Approved in months, not years
Speed is the other half of the sales pitch, and it is the part regulators tend to notice. Walder says a swarm plant like this can clear approval in roughly three to six months. A conventional hydropower project, by comparison, can take something like seven years to get a new build or a major upgrade signed off. Installation runs fast too. The company says a crew can drop ten units into a river in about three days.
Sankt Goar is not the company’s first time in the water. A smaller Energyfish setup already runs on the Lech river in Bavaria, which is part of why Co-CEO Richard Eckl, in remarks reported by Munich Startup, calls the Rhine project the company’s “proof of scale.” The Bavaria install showed the hardware works.
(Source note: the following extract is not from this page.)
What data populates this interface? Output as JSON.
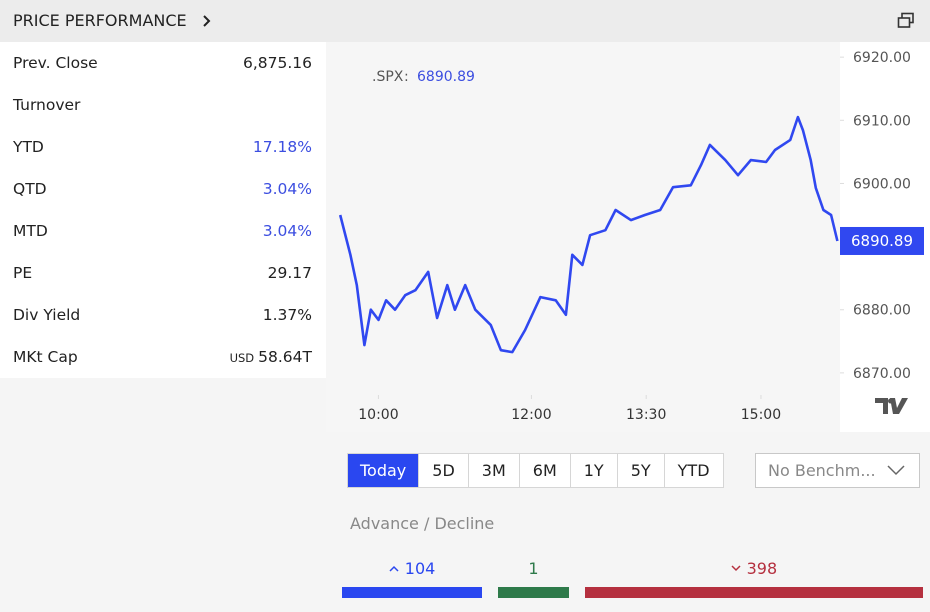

Sankt Goar is the bet that you can string a lot of it together, get it permitted, and feed the result into the grid.
None of this remakes a national grid by itself. The ministry that approved the plant is careful to say so, and so is the company. A single turbine covers a few homes, the full swarm a few hundred, and rivers deep and fast enough to make the math work are not exactly everywhere. Officials have said more of these should follow only where the conditions actually fit. But the gap that solar and wind leave behind every night and every calm afternoon is real, and a machine that keeps spinning in the dark, underwater, where nobody can see it, is at least a strange and interesting way to start filling it.